TACHELES : la fin

Le Tacheles de Berlin ferme boutique

LE MONDE | 24.01.08 |

C’est la fin d’une aventure. Pourtant, en dehors des intéressés, l’annonce par la presse de la fermeture, prévue le 31 décembre 2008, du plus célèbre squat d’artistes de la capitale allemande, le Tacheles, ne semble pas avoir ému quiconque à Berlin. On est loin des pétitions passionnées de Berlinois qui, dans les années 1990, tentaient de sauver ce lieu devenu symbole de la vie alternative de la capitale réunifiée.

L’édifice, atypique, voire inquiétant – réchappé des bombardements alliés de 1943 -, est une sorte de ruine sur cinq étages, restaurée par endroits, couverte de tags à d’autres.
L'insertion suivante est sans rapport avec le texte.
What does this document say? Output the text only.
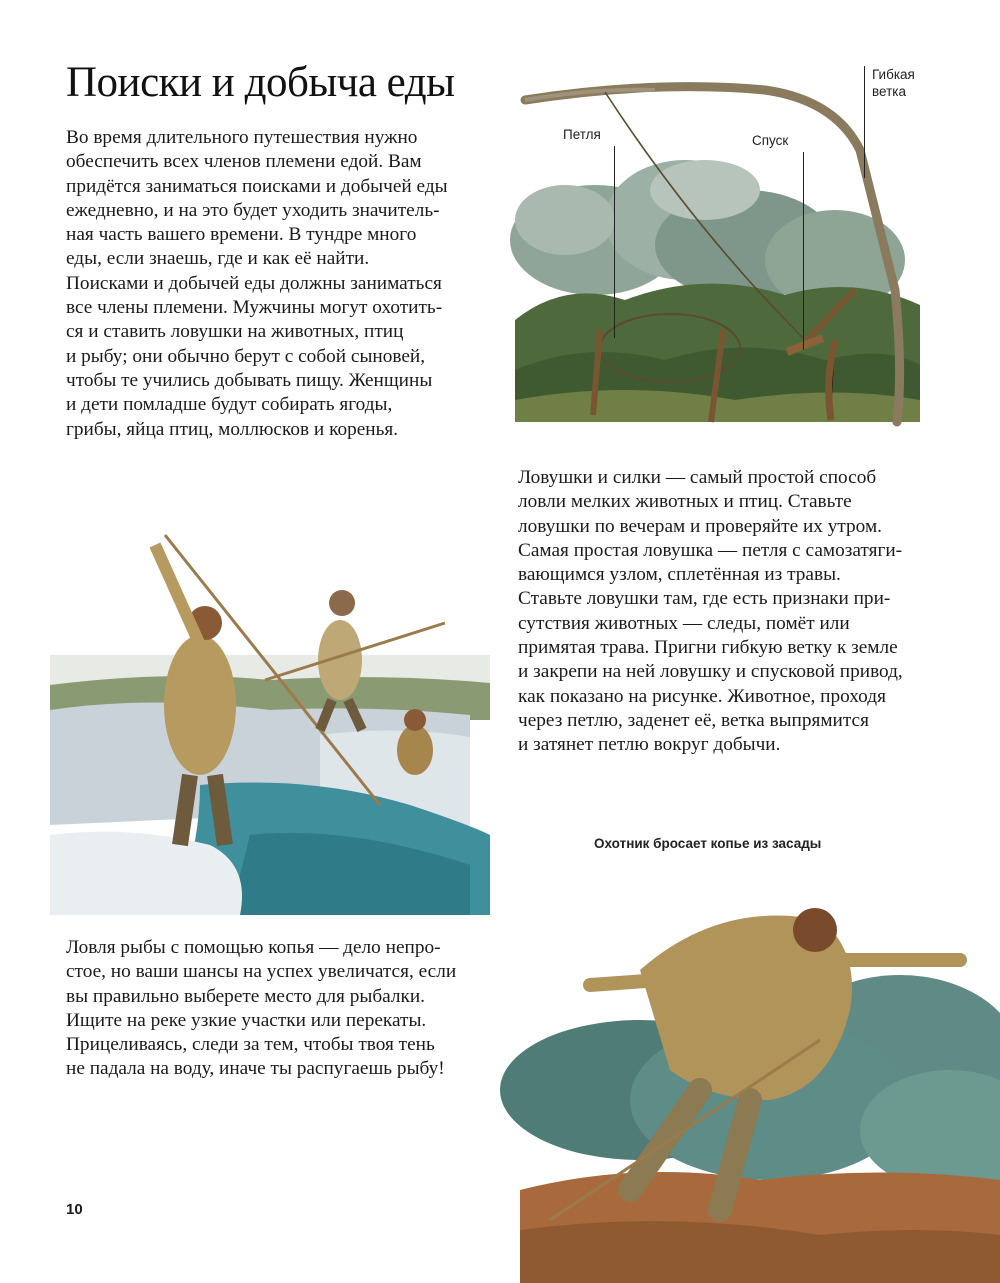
Поиски и добыча еды
Во время длительного путешествия нужно
обеспечить всех членов племени едой. Вам
придётся заниматься поисками и добычей еды
ежедневно, и на это будет уходить значитель-
ная часть вашего времени. В тундре много
еды, если знаешь, где и как её найти.
Поисками и добычей еды должны заниматься
все члены племени. Мужчины могут охотить-
ся и ставить ловушки на животных, птиц
и рыбу; они обычно берут с собой сыновей,
чтобы те учились добывать пищу. Женщины
и дети помладше будут собирать ягоды,
грибы, яйца птиц, моллюсков и коренья.
Петля	Спуск
Гибкая
ветка
Ловушки и силки — самый простой способ
ловли мелких животных и птиц. Ставьте
ловушки по вечерам и проверяйте их утром.
Самая простая ловушка — петля с самозатяги-
вающимся узлом, сплетённая из травы.
Ставьте ловушки там, где есть признаки при-
сутствия животных — следы, помёт или
примятая трава. Пригни гибкую ветку к земле
и закрепи на ней ловушку и спусковой привод,
как показано на рисунке. Животное, проходя
через петлю, заденет её, ветка выпрямится
и затянет петлю вокруг добычи.
Ловля рыбы с помощью копья — дело непро-
стое, но ваши шансы на успех увеличатся, если
вы правильно выберете место для рыбалки.
Ищите на реке узкие участки или перекаты.
Прицеливаясь, следи за тем, чтобы твоя тень
не падала на воду, иначе ты распугаешь рыбу!
Охотник бросает копье из засады
10
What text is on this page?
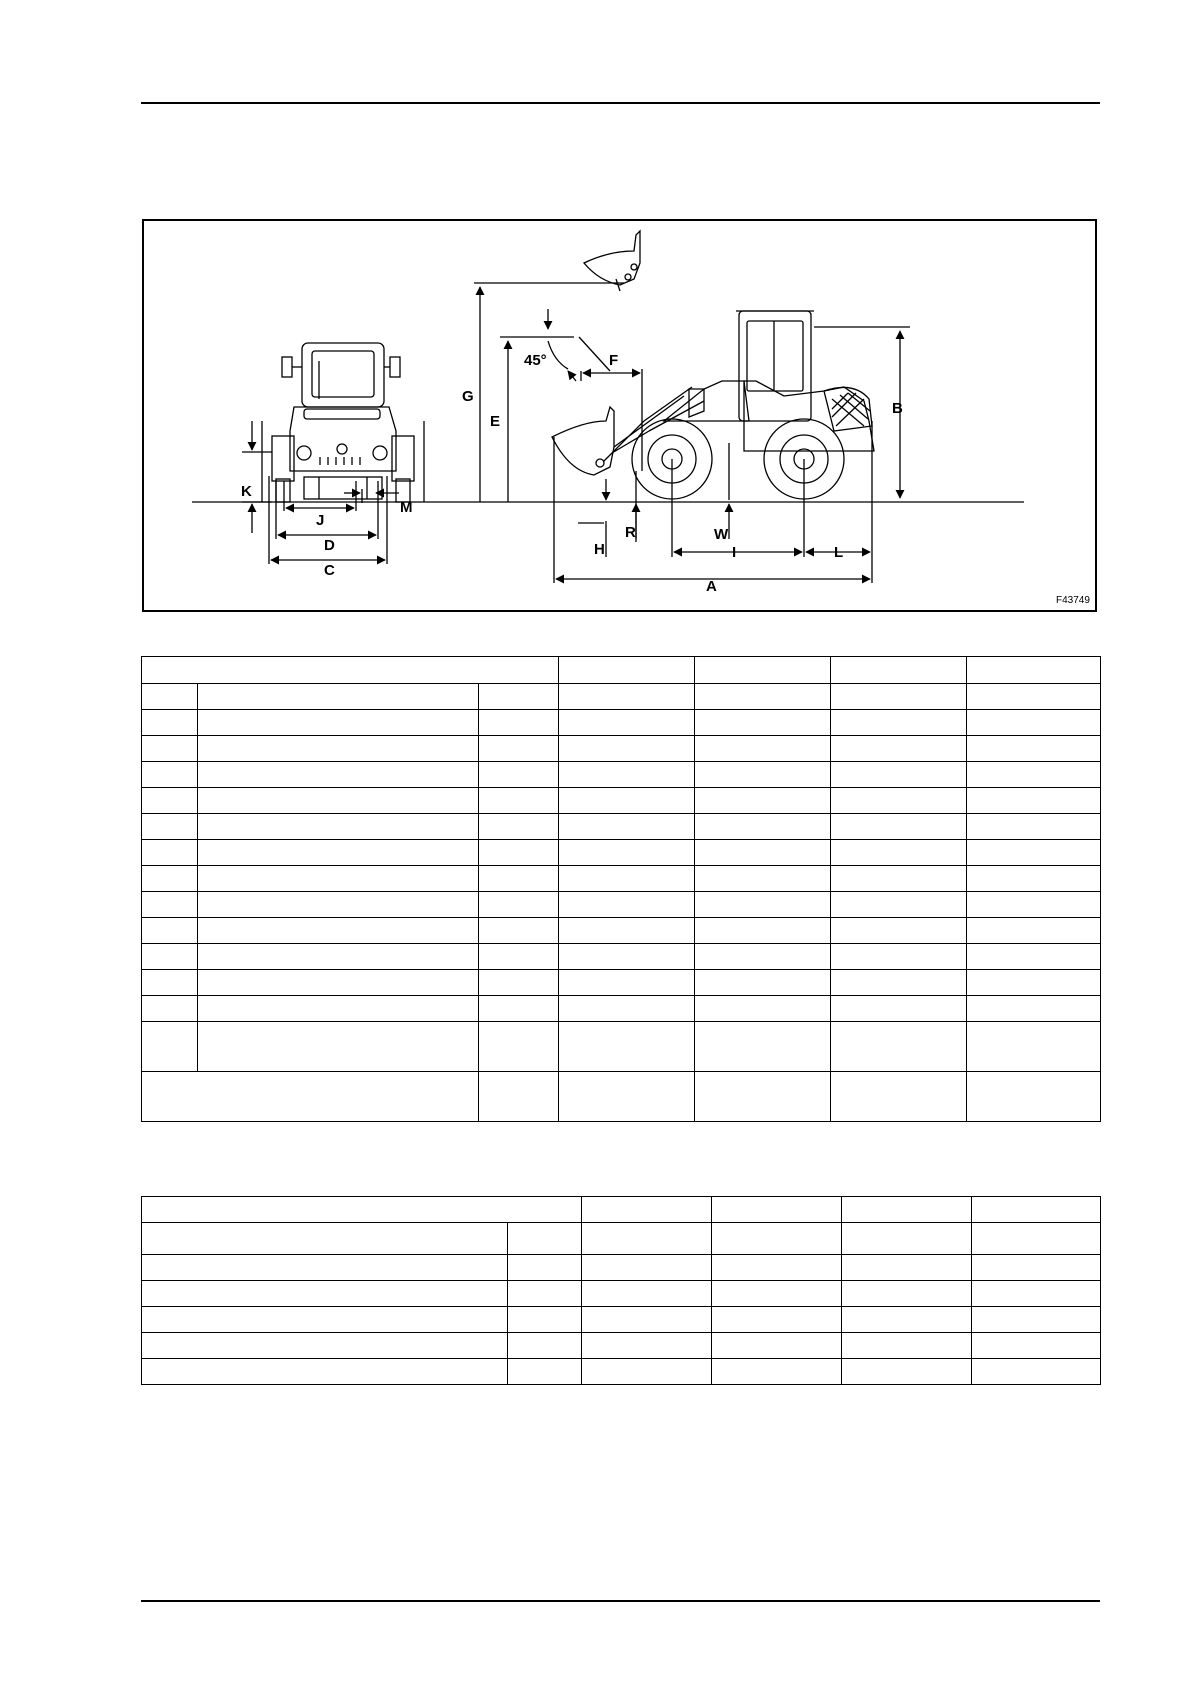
C
D
J
K
M
G
E
45°	F
R
H
W
I	L
A
B
F43749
Ce vestige de l’époque où le bâtiment était un grand magasin – dans les années 1920 – va donc se plier aux nouvelles normes de son quartier, l’arrondissement de Mitte, au coeur de Berlin. C’est-à-dire être intégré à un complexe immobilier de haut standing, avec bureaux, immeubles d’habitation et hôtel de luxe. Flanqué d’un immense terrain vague actuellement transformé en « jardin de sculptures », l’endroit, d’une superficie globale de 3 hectares, se prête idéalement aux investissements les plus ambitieux. Aussi son propriétaire, le groupe immobilier Fundus, a-t-il annoncé la fin du contrat qui depuis dix ans permettait à l’association Tacheles e. V de louer les lieux pour 1 mark symbolique puis 50 centimes d’euros par mois. Place au commerce. Pourtant, Tacheles e. V ne se dit pas encore vaincue. « Nous négocions actuellement avec Fundus, indique son responsable, Martin Reiter. Et sommes très optimistes quant à la reconduction du contrat pour la période 2008-2020. »

En fait, l’association espère concilier ses aspirations et celles de son propriétaire, en faisant voisiner le Tacheles préservé et l’ensemble architectural dont rêve Fundus. Une solution qui pourrait, par ailleurs, convenir au groupe immobilier, le Tacheles étant classé monument historique et donc difficilement métamorphosable. Le compromis tendrait toutefois à accentuer un travers depuis longtemps dénoncé par l’avant-garde berlinoise : le Tacheles, victime de son aura internationale, est visité chaque été par des flots de touristes qui arpentent sa trentaine d’ateliers avant d’acheter des produits « artistiques ». Le lieu a perdu son âme frondeuse : celle qui multipliait performances et happenings, au lendemain de la chute du Mur, et provoquait régulièrement des descentes de police. Le Tacheles risque de redevenir le lieu qu’il était au départ : un grand magasin.

Lorraine Rossignol

~ par Alain Bertho sur 24 janvier 2008.